12 November 2006 @ 6:04 am

Tell them to use real titanium this time! Hope things go better and the leg heals up in time for that Pusan marathon next year :).

Comment by Todd

12 November 2006 @ 4:09 pm

Stick it to ‘em Jeff… cracked titanium? Either you’re 800 lbs and skydiving or that plate was a piece of crap.

Comment by iheartblueballs

13 November 2006 @ 2:48 pm

VANK is demanding an immediate apology from you dirty foreigners for implying that Korean titanium is not of the highest quality.

Not only does Korean titanium hold up under the heaviest of pressures, but it also cures cancer, SARS, AIDS, and that cheese smell that permeates whitey.

Comment by Brendon Carr

13 November 2006 @ 9:42 pm

Jeff, hard as this is to say, you should be out of commission for three or four months. Your leg is in jeopardy — please, don’t rush things.

Comment by Jon Allen

15 November 2006 @ 5:34 pm

Ouch, I felt awful just reading that.
big vote of sympathy from me too.

Comment by Richardson

16 November 2006 @ 5:11 am

Sorry to hear about that. My Mom had to have a plate put in her leg after her femur was shattered 2 years ago, so I know what some of the process is like.

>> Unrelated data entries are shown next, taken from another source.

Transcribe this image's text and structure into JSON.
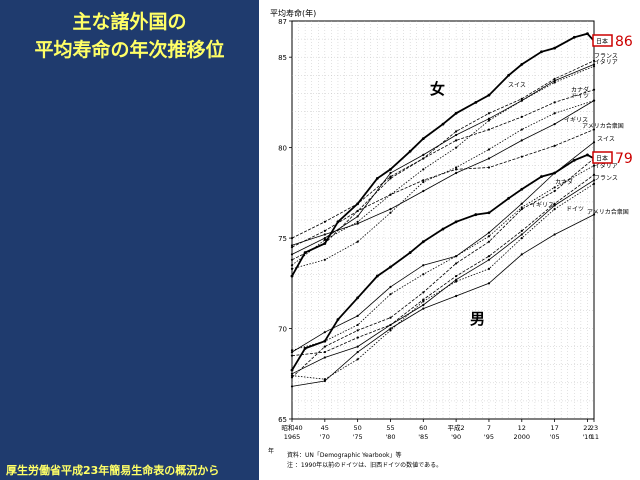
{
  "left_panel": {
    "title_line1": "主な諸外国の",
    "title_line2": "平均寿命の年次推移位",
    "source": "厚生労働省平成23年簡易生命表の概況から"
  },
  "colors": {
    "panel_bg": "#1f3b6e",
    "title_text": "#ffff66",
    "highlight_box": "#cc0000",
    "japan_line": "#000000"
  },
  "chart_data": {
    "type": "line",
    "ylabel": "平均寿命(年)",
    "ylim": [
      65,
      87
    ],
    "y_ticks": [
      65,
      70,
      75,
      80,
      85,
      87
    ],
    "xlim": [
      1965,
      2011
    ],
    "x_ticks": [
      {
        "x": 1965,
        "top": "昭和40",
        "bottom": "1965"
      },
      {
        "x": 1970,
        "top": "45",
        "bottom": "'70"
      },
      {
        "x": 1975,
        "top": "50",
        "bottom": "'75"
      },
      {
        "x": 1980,
        "top": "55",
        "bottom": "'80"
      },
      {
        "x": 1985,
        "top": "60",
        "bottom": "'85"
      },
      {
        "x": 1990,
        "top": "平成2",
        "bottom": "'90"
      },
      {
        "x": 1995,
        "top": "7",
        "bottom": "'95"
      },
      {
        "x": 2000,
        "top": "12",
        "bottom": "2000"
      },
      {
        "x": 2005,
        "top": "17",
        "bottom": "'05"
      },
      {
        "x": 2010,
        "top": "22",
        "bottom": "'10"
      },
      {
        "x": 2011,
        "top": "23",
        "bottom": "'11"
      }
    ],
    "x_era_note": "年",
    "grid": true,
    "group_labels": {
      "female": "女",
      "male": "男"
    },
    "highlights": [
      {
        "series_label": "日本",
        "value": "86"
      },
      {
        "series_label": "日本",
        "value": "79"
      }
    ],
    "footnote_lines": [
      "資料：UN「Demographic Yearbook」等",
      "注 ：1990年以前のドイツは、旧西ドイツの数値である。"
    ],
    "series": [
      {
        "name": "日本",
        "group": "female",
        "bold": true,
        "x": [
          1965,
          1967,
          1970,
          1972,
          1975,
          1978,
          1980,
          1983,
          1985,
          1988,
          1990,
          1993,
          1995,
          1998,
          2000,
          2003,
          2005,
          2008,
          2010,
          2011
        ],
        "values": [
          72.9,
          74.2,
          74.7,
          75.9,
          76.9,
          78.3,
          78.8,
          79.8,
          80.5,
          81.3,
          81.9,
          82.5,
          82.9,
          84.0,
          84.6,
          85.3,
          85.5,
          86.1,
          86.3,
          85.9
        ]
      },
      {
        "name": "フランス",
        "group": "female",
        "x": [
          1965,
          1970,
          1975,
          1980,
          1985,
          1990,
          1995,
          2000,
          2005,
          2011
        ],
        "values": [
          75.0,
          75.9,
          76.9,
          78.4,
          79.4,
          80.9,
          81.9,
          82.7,
          83.8,
          84.8
        ]
      },
      {
        "name": "イタリア",
        "group": "female",
        "x": [
          1965,
          1970,
          1975,
          1980,
          1985,
          1990,
          1995,
          2000,
          2005,
          2011
        ],
        "values": [
          73.5,
          74.9,
          75.9,
          77.4,
          78.8,
          80.0,
          81.5,
          82.6,
          83.6,
          84.5
        ]
      },
      {
        "name": "スイス",
        "group": "female",
        "x": [
          1965,
          1970,
          1975,
          1980,
          1985,
          1990,
          1995,
          2000,
          2005,
          2011
        ],
        "values": [
          74.1,
          75.0,
          76.2,
          78.6,
          79.6,
          80.7,
          81.6,
          82.6,
          83.7,
          84.6
        ]
      },
      {
        "name": "カナダ",
        "group": "female",
        "x": [
          1965,
          1970,
          1975,
          1980,
          1985,
          1990,
          1995,
          2000,
          2005,
          2011
        ],
        "values": [
          74.5,
          75.4,
          76.5,
          78.3,
          79.4,
          80.4,
          81.0,
          81.7,
          82.5,
          83.2
        ]
      },
      {
        "name": "ドイツ",
        "group": "female",
        "x": [
          1965,
          1970,
          1975,
          1980,
          1985,
          1990,
          1995,
          2000,
          2005,
          2011
        ],
        "values": [
          73.3,
          73.8,
          74.8,
          76.4,
          78.1,
          78.9,
          79.9,
          81.0,
          81.9,
          82.6
        ]
      },
      {
        "name": "イギリス",
        "group": "female",
        "x": [
          1965,
          1970,
          1975,
          1980,
          1985,
          1990,
          1995,
          2000,
          2005,
          2011
        ],
        "values": [
          74.6,
          75.2,
          75.8,
          76.6,
          77.6,
          78.6,
          79.4,
          80.4,
          81.3,
          82.6
        ]
      },
      {
        "name": "アメリカ合衆国",
        "group": "female",
        "x": [
          1965,
          1970,
          1975,
          1980,
          1985,
          1990,
          1995,
          2000,
          2005,
          2011
        ],
        "values": [
          73.8,
          74.7,
          76.5,
          77.4,
          78.2,
          78.8,
          78.9,
          79.5,
          80.1,
          81.0
        ]
      },
      {
        "name": "日本",
        "group": "male",
        "bold": true,
        "x": [
          1965,
          1967,
          1970,
          1972,
          1975,
          1978,
          1980,
          1983,
          1985,
          1988,
          1990,
          1993,
          1995,
          1998,
          2000,
          2003,
          2005,
          2008,
          2010,
          2011
        ],
        "values": [
          67.7,
          68.9,
          69.3,
          70.5,
          71.7,
          72.9,
          73.4,
          74.2,
          74.8,
          75.5,
          75.9,
          76.3,
          76.4,
          77.2,
          77.7,
          78.4,
          78.6,
          79.3,
          79.6,
          79.4
        ]
      },
      {
        "name": "スイス",
        "group": "male",
        "x": [
          1965,
          1970,
          1975,
          1980,
          1985,
          1990,
          1995,
          2000,
          2005,
          2011
        ],
        "values": [
          68.7,
          69.8,
          70.7,
          72.3,
          73.5,
          74.0,
          75.3,
          76.9,
          78.6,
          80.3
        ]
      },
      {
        "name": "イタリア",
        "group": "male",
        "x": [
          1965,
          1970,
          1975,
          1980,
          1985,
          1990,
          1995,
          2000,
          2005,
          2011
        ],
        "values": [
          67.3,
          69.0,
          69.9,
          70.6,
          72.0,
          73.6,
          74.8,
          76.6,
          77.6,
          79.4
        ]
      },
      {
        "name": "カナダ",
        "group": "male",
        "x": [
          1965,
          1970,
          1975,
          1980,
          1985,
          1990,
          1995,
          2000,
          2005,
          2011
        ],
        "values": [
          68.8,
          69.3,
          70.2,
          71.9,
          73.0,
          74.0,
          75.1,
          76.7,
          77.8,
          79.0
        ]
      },
      {
        "name": "フランス",
        "group": "male",
        "x": [
          1965,
          1970,
          1975,
          1980,
          1985,
          1990,
          1995,
          2000,
          2005,
          2011
        ],
        "values": [
          67.5,
          68.4,
          69.0,
          70.2,
          71.3,
          72.7,
          73.8,
          75.2,
          76.8,
          78.2
        ]
      },
      {
        "name": "イギリス",
        "group": "male",
        "x": [
          1965,
          1970,
          1975,
          1980,
          1985,
          1990,
          1995,
          2000,
          2005,
          2011
        ],
        "values": [
          68.5,
          68.7,
          69.5,
          70.2,
          71.6,
          72.9,
          74.0,
          75.4,
          76.9,
          78.5
        ]
      },
      {
        "name": "ドイツ",
        "group": "male",
        "x": [
          1965,
          1970,
          1975,
          1980,
          1985,
          1990,
          1995,
          2000,
          2005,
          2011
        ],
        "values": [
          67.4,
          67.2,
          68.3,
          69.9,
          71.5,
          72.6,
          73.3,
          75.0,
          76.6,
          78.0
        ]
      },
      {
        "name": "アメリカ合衆国",
        "group": "male",
        "x": [
          1965,
          1970,
          1975,
          1980,
          1985,
          1990,
          1995,
          2000,
          2005,
          2011
        ],
        "values": [
          66.8,
          67.1,
          68.7,
          70.0,
          71.1,
          71.8,
          72.5,
          74.1,
          75.2,
          76.3
        ]
      }
    ]
  }
}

Not sure of your chances, but I’d at least look into some comp from the manufacturer, although sending the part to them may result in it being ‘lost.’

Comment by james

19 November 2006 @ 10:56 pm

great blogging. if anybody wants a motorcycle they can hae mine for free. im buying a fox creek jacket instead. go easy on your leg

Comment by Gaijin Biker

27 November 2006 @ 6:48 pm

How the hell do you crack titanium?

Comment by Jeff in Korea

27 November 2006 @ 8:33 pm

Gaijin:

I have no idea. No one seems to have a clue at this point. But I do know that if/when titanium DOES crack and break, it snaps the bone too.

Comment by Barbara

16 January 2008 @ 1:03 pm

This just happened to my sister. After having a knee replacement her femur broke about an inch above her knee implant about 6 weeks post knee surgery. She had the plate placed in her leg with 12 screws. 2 months later she wakes up with the pain you describe and has had surgery today to replace the plate and also to have additional bone packed into the break. She has not been weight baring on the leg for all this time. She uses a walker and hopes around.
Do you have any more information as to why this happened?